Kane, Henry: Peter Gunn
Suave, sophisticated, jazz lover, connoisseur of fine art, Peter Gunn is a different kind of PI. While the typical shamus lived in a rundown office, with a cheap bottle of scotch or bourbon in the drawer of a desk that was long past its use-before-date, barely made a living because he was too honest, and was a loner to the end, Gunn, wearing his designer suits, shirts and shoes, hung out at Mother's, an upscale jazz club. His girlfriend, singer Edie Hart, performed at Mother’s – and at Gunn’s or her apartment, or even her dressing room. “I [Gunn] feel the need too. Like where?” “Well, singers have dressing rooms.” “A prurient suggestion, but apt. Lead on Miss Hart” Miss Hart led. Mr. Gunn followed. Fade out.
Author: Kane, Henry
Artist: Craig Stevens from the TV show on the cover
Publisher: Dell Publishing Co. Inc.
Published: Dell B155: February 1960
Edition: First Dell printing 1960
Other: Based on the TV series of the same name.
Young love, in the shape of guitarist Sam Lockwood, has hit on Alice Bain. Unfortunately daddy, Steve Bain, who didn’t get to the top of the Truckers Union, Local 809 by being Mr. Nice Guy, is not at all enamored of Sam who, when he is in New York also goes by the name of Stan Lacey.
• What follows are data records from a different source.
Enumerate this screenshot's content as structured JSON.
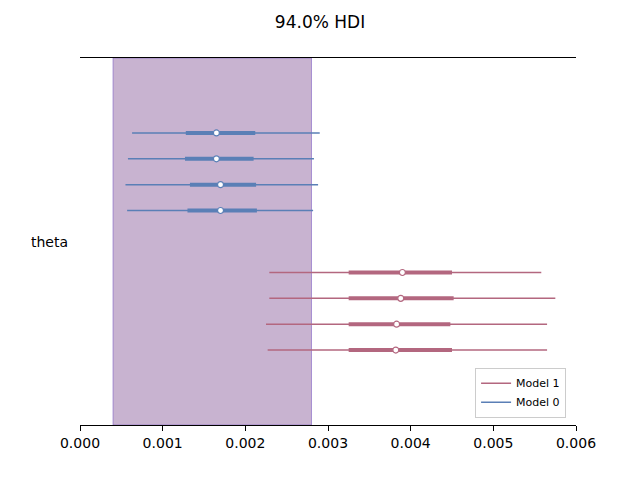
{
  "chart_data": {
    "type": "forest",
    "title": "94.0% HDI",
    "ylabel": "theta",
    "hdi_band": [
      0.0004,
      0.0028
    ],
    "xlim": [
      0,
      0.006
    ],
    "xticks": [
      {
        "value": 0,
        "label": "0.000"
      },
      {
        "value": 0.001,
        "label": "0.001"
      },
      {
        "value": 0.002,
        "label": "0.002"
      },
      {
        "value": 0.003,
        "label": "0.003"
      },
      {
        "value": 0.004,
        "label": "0.004"
      },
      {
        "value": 0.005,
        "label": "0.005"
      },
      {
        "value": 0.006,
        "label": "0.006"
      }
    ],
    "legend": "lower right",
    "grid": false,
    "series": [
      {
        "name": "Model 0",
        "color": "#5a7fb6",
        "values": [
          0.00165,
          0.00165,
          0.0017,
          0.0017
        ],
        "inner": [
          [
            0.00128,
            0.00212
          ],
          [
            0.00127,
            0.0021
          ],
          [
            0.00133,
            0.00213
          ],
          [
            0.0013,
            0.00214
          ]
        ],
        "hdi": [
          [
            0.00063,
            0.0029
          ],
          [
            0.00058,
            0.00283
          ],
          [
            0.00055,
            0.00288
          ],
          [
            0.00057,
            0.00282
          ]
        ]
      },
      {
        "name": "Model 1",
        "color": "#b3677f",
        "values": [
          0.0039,
          0.00388,
          0.00383,
          0.00382
        ],
        "inner": [
          [
            0.00325,
            0.0045
          ],
          [
            0.00325,
            0.00452
          ],
          [
            0.00325,
            0.00448
          ],
          [
            0.00325,
            0.0045
          ]
        ],
        "hdi": [
          [
            0.00229,
            0.00558
          ],
          [
            0.00229,
            0.00575
          ],
          [
            0.00225,
            0.00565
          ],
          [
            0.00227,
            0.00565
          ]
        ]
      }
    ]
  }
}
Bain wants Gunn to dig up all he can on Sam/Stan, preferably all bad – this in the deluded hope that if his daughter knows all the negatives about her lover she will leave him. Gunn, persuaded by a check for $5,000 (around $40,000 in 2018) agrees to investigate.
Complications set in as soon as Gunn starts asking questions. Lockwood/Lacey has a lit stick of dynamite for a temper and intends to have it out with Steve Bain. Flat-footed, Sam Lockwood, pale and rigid, stood over him [Steve Bain]. His left hand hung in a tightly clenched fist. His right hand was also clenched – about the butt of a blue-black gleaming revolver.
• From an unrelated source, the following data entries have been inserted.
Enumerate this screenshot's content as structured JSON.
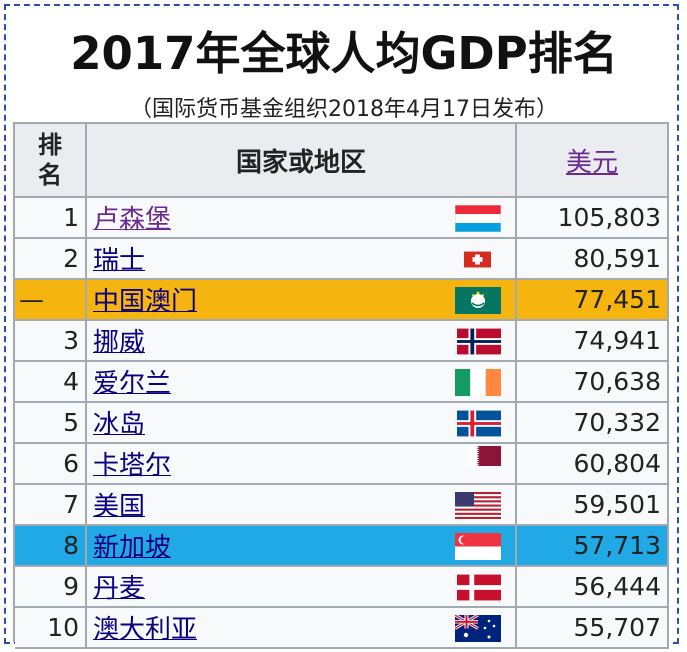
{
  "title": "2017年全球人均GDP排名",
  "subtitle": "（国际货币基金组织2018年4月17日发布）",
  "table": {
    "header": {
      "rank_line1": "排",
      "rank_line2": "名",
      "country": "国家或地区",
      "value": "美元"
    },
    "rows": [
      {
        "rank": "1",
        "name": "卢森堡",
        "flag": "luxembourg-flag-icon",
        "value": "105,803"
      },
      {
        "rank": "2",
        "name": "瑞士",
        "flag": "switzerland-flag-icon",
        "value": "80,591"
      },
      {
        "rank": "—",
        "name": "中国澳门",
        "flag": "macau-flag-icon",
        "value": "77,451"
      },
      {
        "rank": "3",
        "name": "挪威",
        "flag": "norway-flag-icon",
        "value": "74,941"
      },
      {
        "rank": "4",
        "name": "爱尔兰",
        "flag": "ireland-flag-icon",
        "value": "70,638"
      },
      {
        "rank": "5",
        "name": "冰岛",
        "flag": "iceland-flag-icon",
        "value": "70,332"
      },
      {
        "rank": "6",
        "name": "卡塔尔",
        "flag": "qatar-flag-icon",
        "value": "60,804"
      },
      {
        "rank": "7",
        "name": "美国",
        "flag": "usa-flag-icon",
        "value": "59,501"
      },
      {
        "rank": "8",
        "name": "新加坡",
        "flag": "singapore-flag-icon",
        "value": "57,713"
      },
      {
        "rank": "9",
        "name": "丹麦",
        "flag": "denmark-flag-icon",
        "value": "56,444"
      },
      {
        "rank": "10",
        "name": "澳大利亚",
        "flag": "australia-flag-icon",
        "value": "55,707"
      }
    ]
  },
  "colors": {
    "macau_highlight": "#f6b40e",
    "singapore_highlight": "#21a9e6",
    "link": "#0b0080",
    "visited_link": "#6b2a8f"
  }
}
Suspects other than Lockwood include Mike York, number two at the union, but with a flaming desire to be number one, and briefly…”a chick named Alexis McDuff.” York pays Gunn $5,000 to find Bain’s killer. Mix in gambling club owner Tony Valero, his muscle Willie Koko hooker Effie Vernon and Gunn, predictably, ends up tied up, beat up and almost weighted down and thrown overboard from Valero’s yacht. Fortunately for Gunn, Koko isn’t solid concrete between the ears; he wants to buy a garage and get married to Effie. He’s willing to listen to Gunn’s spiel about Bain, York and Effie – especially about dead Effie. “Effie’s dead,” said Gunn. “You’re a liar!” “You’d be dead too, only you were sleeping all day and he [York] didn’t know where to get to you.” Koko calls a confederate; “Frankie, I been outa the box all day. Somebody told me something about Effie. You know anything?” He listened, his mouth grew tight, a pallor brought a yellow hue to his jaw.
York almost gets away with Bain’s murder but a clock showing 12 o’clock blows his alibi of having been at his beach house at the time of the murder.
This is the only Peter Gunn novel as it was commissioned as a tie-in to the very successful TV series (140 episodes over 3 years). Kane’s main series character is PI Peter Chambers, who makes a brief appearance to help Gunn get information on Sam/Stan.